Both of these really intrigued me, so I thought I’d share with my followers…
How I Hijacked Rand Fishkin’s Blog
When there are two identical documents on the web, Google will pick the one with higher PageRank and use it in results. It will also forward any links from any perceived ’duplicate’ towards the selected ‘main’ document. This idea first came to my mind while reading a paper called “Large-scale Incremental Processing Using Distributed Transactions and Notifications” by Daniel Peng and Frank Dabek from Google.
Super interesting…I was under the impression that the PR of your own webpage didn’t really matter, unless you were selling links or planning to flip your domain. I didn’t think it affected rankings of that specific page. But apparently it does…you can go out and rip of other people’s content, and as long as your PR is higher than theirs, you’ll rank for it!
Crazy.
Check out some of the case studies that Dan posted.
The good thing is, you can take measures to prevent this “hijack” from happening to your own content/pages:
- Canonicalisation – set rel=”canonical” in your HTML header; you can also protect documents like PDFs
- Authorship – have an author box for each article
- Internal Links – use complete URLs, not relative URLs when linking internally. I have a habit of using relative URLs because I figure if I ever need to move my site to another domain, all the links will work out-of-the-box. Well I guess I won’t be doing this anymore!

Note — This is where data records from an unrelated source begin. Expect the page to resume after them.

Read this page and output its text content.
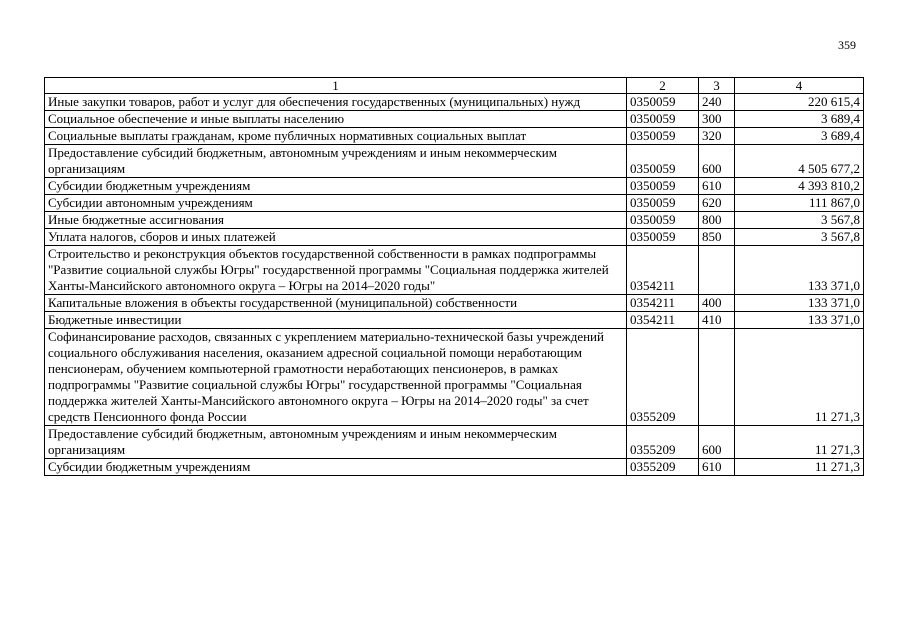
359
1	2	3	4
Иные закупки товаров, работ и услуг для обеспечения государственных (муниципальных) нужд	0350059	240	220 615,4
Социальное обеспечение и иные выплаты населению	0350059	300	3 689,4
Социальные выплаты гражданам, кроме публичных нормативных социальных выплат	0350059	320	3 689,4
Предоставление субсидий бюджетным, автономным учреждениям и иным некоммерческим организациям	0350059	600	4 505 677,2
Субсидии бюджетным учреждениям	0350059	610	4 393 810,2
Субсидии автономным учреждениям	0350059	620	111 867,0
Иные бюджетные ассигнования	0350059	800	3 567,8
Уплата налогов, сборов и иных платежей	0350059	850	3 567,8
Строительство и реконструкция объектов государственной собственности в рамках подпрограммы "Развитие социальной службы Югры" государственной программы "Социальная поддержка жителей Ханты-Мансийского автономного округа – Югры на 2014–2020 годы"	0354211		133 371,0
Капитальные вложения в объекты государственной (муниципальной) собственности	0354211	400	133 371,0
Бюджетные инвестиции	0354211	410	133 371,0
Софинансирование расходов, связанных с укреплением материально-технической базы учреждений социального обслуживания населения, оказанием адресной социальной помощи неработающим пенсионерам, обучением компьютерной грамотности неработающих пенсионеров, в рамках подпрограммы "Развитие социальной службы Югры" государственной программы "Социальная поддержка жителей Ханты-Мансийского автономного округа – Югры на 2014–2020 годы" за счет средств Пенсионного фонда России	0355209		11 271,3
Предоставление субсидий бюджетным, автономным учреждениям и иным некоммерческим организациям	0355209	600	11 271,3
Субсидии бюджетным учреждениям	0355209	610	11 271,3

- Content Monitoring – use services like Google Alerts and Copyscape to be notified if your brand is mentioned online, then you can contact the site that stole your content and request it to be removed, or a link back to your site
Prediction: Anchor Text is Dying…And Will Be Replaced by Co-citation
This is super cool. Rand Fishkin (it’s really just a coincidence that he’s the subject of the prior article I talked about) gives examples of relatively competitive keyword phrases and find sites and brands that are ranking without appearing to target the keyword, meaning that keyword isn’t in the title tag. It’s barely even on the page. It doesn’t seem to be something that they’re going after. They’re not getting much anchor text for it.
My eyes are definitely open to the importance of using keywords and brand names inside of social media posts. I had no idea Google was this clever. Dang.